Until the 1990s, the Boston Evening Clinic was housed in The Burrage House, a French provincial townhouse at the corner of Commonwealth Avenue and Hereford Street. Smith recalls, "It was quite a challenge to coordinate 30 employees on four floors in 123 odd-shaped rooms--without an intercom. We would just have to yell up and down the stairs." As director, Smith devoted most of her attention to financial and personnel management, but rarely a day went by that she wasn't called upon to fill other critical roles. She was the notary public and the security officer in the building. "Because of the prescription drugs and cash in the building, I was licensed to keep a loaded handgun in my desk." Smith even broke her knee moving furniture about the building and could be counted upon to appear, shovel in hand, on the corner of Commonwealth and Hereford when snowstorms blanketed the city and the custodian called in sick.

Despite the heavy demands of her professional career, Ella Smith always found time to volunteer in the community. While working as an analytical chemist in a research laboratory at MIT, she volunteered as a freshman advisor, a position she held for five years. In 1980 she joined the board of directors of Family Day Care Programs, Inc., in Brookline, and the following year became a board member of the West End branch of the Boston chapter of the American Cancer Society. From 1985 to the present, she has been a member of the Mayor's Commission on Elderly Affairs for the City of Boston, and in 1987 she was appointed as a member of the Senior Center Task Force for Boston.

In 1989, Smith and a friend from California were waiting for a cab after attending a medical convention in Boston. On a whim they decided to visit the Museum of Science. The museum was abuzz with excitement over the upcoming Ramses exhibit of rare artifacts from the tombs of the Pharaohs. Anticipating overflow crowds, the museum was inviting volunteers to be trained as tour guides for the exhibit. At her friend's urging, Smith spent the next four weekends immersed in the history of ancient Egypt, and within a month made her debut as a museum tour guide. Then, two years later--characteristic of Smith's free-spirited ability to try new things and excel at them--she was invited to join the Board of Overseers of the Museum of Science, a position she holds today.

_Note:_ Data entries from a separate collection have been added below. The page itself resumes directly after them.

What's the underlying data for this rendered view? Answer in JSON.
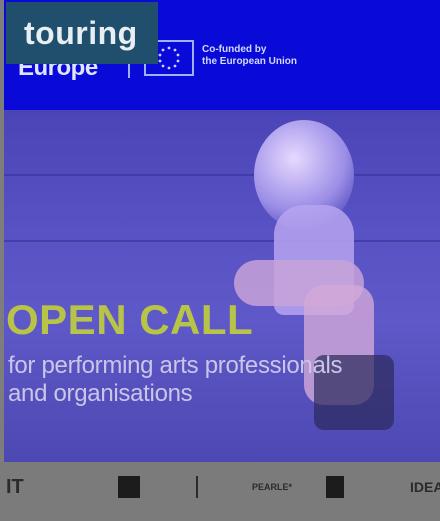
{
  "tag": {
    "label": "touring"
  },
  "banner": {
    "word": "Europe",
    "eu_line1": "Co-funded by",
    "eu_line2": "the European Union"
  },
  "poster": {
    "headline": "OPEN CALL",
    "sub_line1": "for performing arts professionals",
    "sub_line2": "and organisations"
  },
  "partner_logos": [
    "IT",
    "PEARLE*",
    "IDEA"
  ],
  "colors": {
    "banner_blue": "#0a0ad8",
    "tag_bg": "#1f4f6c",
    "headline": "#b8c448"
  }
}
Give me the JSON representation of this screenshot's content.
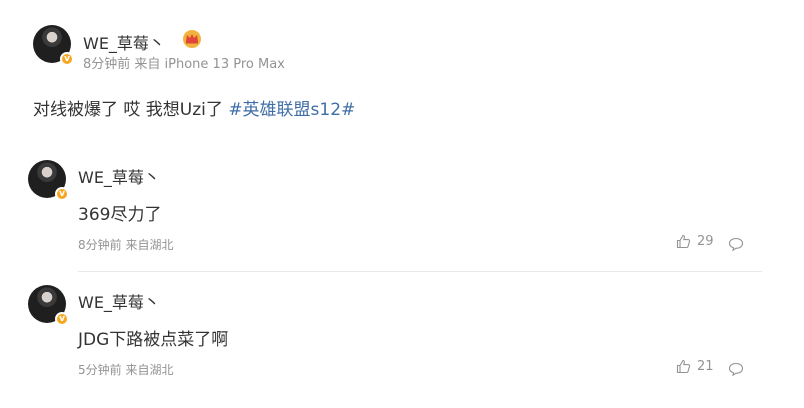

Of all the commitments that have marked Ella Smith's rich career, none has meant as much as her leadership of the HEAA. As a member of the Steering Committee since 1968, as president from 1982 to 1985, and as chair of most of the committees the association has formed over its 35 years, Smith's goal for the HEAA has remained the same: "to make sure that the Extension School is seen as the important part of Harvard that it is." As the Extension School's longstanding, elected representative to the Harvard Alumni Association (HAA), Smith has become for many the most familiar face of the Extension School, serving with distinction on the Graduate Schools Committee and the Communications Committee. Noting the leadership of growing numbers of women and minorities among HAA directors, Smith observes proudly that "it is no longer a club for businessmen in gray flannel suits."

James Hunt, Chief Executive Officer of the Massachusetts League of Community Health Centers, for which Smith has served as senior policy consultant since 2001, recently had a granddaughter whom the parents named Ella. Smith lost no time in giving her infant namesake a US savings bond. "Whether or not the Hunts were thinking of me when they named their daughter, I wanted to put in my two-cents. Ella's not such a bad name," she adds. "I'm told that it means ‘Great Oak' in Hebrew."